Strengths and limitations
Our study has various strengths and limitations with respect to our analysis of the current shapes and prospects of collaboration between nurses and physicians in the context of ongoing discussions regarding the importance of strengthening the role of nurses in PHC in Brazil and Germany. We followed the suggestions of Flick [
38] to conduct a comparative analysis of the sociocultural and political backgrounds of these countries, in which context we inductively identified the patterns, opportunities and challenges associated with interprofessional collaboration in the context of strengthening nursing practice.
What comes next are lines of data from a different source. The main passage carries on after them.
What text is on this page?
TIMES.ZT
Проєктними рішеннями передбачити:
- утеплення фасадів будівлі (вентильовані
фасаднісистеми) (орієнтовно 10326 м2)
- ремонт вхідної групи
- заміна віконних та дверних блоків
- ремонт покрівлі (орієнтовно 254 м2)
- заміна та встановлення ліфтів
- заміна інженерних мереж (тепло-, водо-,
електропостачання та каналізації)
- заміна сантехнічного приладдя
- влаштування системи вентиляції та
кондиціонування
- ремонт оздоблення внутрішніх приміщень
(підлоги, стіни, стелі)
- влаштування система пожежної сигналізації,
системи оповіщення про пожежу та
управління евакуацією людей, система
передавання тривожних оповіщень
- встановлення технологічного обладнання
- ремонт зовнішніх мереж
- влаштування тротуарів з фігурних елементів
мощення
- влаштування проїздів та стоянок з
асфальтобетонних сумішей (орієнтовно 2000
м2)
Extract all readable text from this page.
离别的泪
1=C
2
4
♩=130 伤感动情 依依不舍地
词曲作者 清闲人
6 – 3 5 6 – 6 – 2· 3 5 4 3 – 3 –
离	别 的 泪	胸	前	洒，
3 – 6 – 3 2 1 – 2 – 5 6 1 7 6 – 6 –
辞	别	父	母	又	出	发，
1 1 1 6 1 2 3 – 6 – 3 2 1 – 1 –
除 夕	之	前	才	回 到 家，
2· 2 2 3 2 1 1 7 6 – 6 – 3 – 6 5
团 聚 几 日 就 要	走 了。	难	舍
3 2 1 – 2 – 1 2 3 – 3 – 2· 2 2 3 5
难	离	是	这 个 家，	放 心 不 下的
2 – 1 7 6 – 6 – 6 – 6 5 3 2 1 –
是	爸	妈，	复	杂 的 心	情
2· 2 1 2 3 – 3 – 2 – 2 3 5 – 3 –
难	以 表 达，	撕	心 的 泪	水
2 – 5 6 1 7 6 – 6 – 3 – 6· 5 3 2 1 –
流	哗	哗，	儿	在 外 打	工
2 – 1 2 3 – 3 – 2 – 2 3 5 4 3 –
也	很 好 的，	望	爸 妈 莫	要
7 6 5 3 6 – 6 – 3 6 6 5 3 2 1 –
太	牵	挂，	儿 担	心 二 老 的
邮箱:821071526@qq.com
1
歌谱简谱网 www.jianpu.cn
On the other hand, this study also has several limitations. The characteristics and opinions of the participants included in this research represent a meaningful but nevertheless partial sample of physicians and nurses in Brazil and Germany. Difficulties pertaining to international comparison, such as heterogeneity in terms of research fields and language issues, can be highlighted as challenges for this study. In particular, some caveats should be noted regarding the results for Germany. The separation of the stakeholder focus groups at the regional level between physicians and nurses with a low number of participants could interfere with the results, as participants could elaborate more on their own professions’ point of view than in interprofessional discussion rounds. Many of the statements of the study participants in Germany are related to patients receiving home care, which is a quite selective patient group compared with the broader patient basis of Brazilian nurses. A strength of this study was, however, that some of the participants from Germany were engaged in or had advanced knowledge of model projects which enable nurses to expand their scope of practice. Despite differences in the countries’ samples, it was possible to perceive various directions of dialog among the participants, highlighting parallels during the comparison. The themes and complex relationships between nurses and physicians that emerged in this analysis should be considered in greater depth in future studies.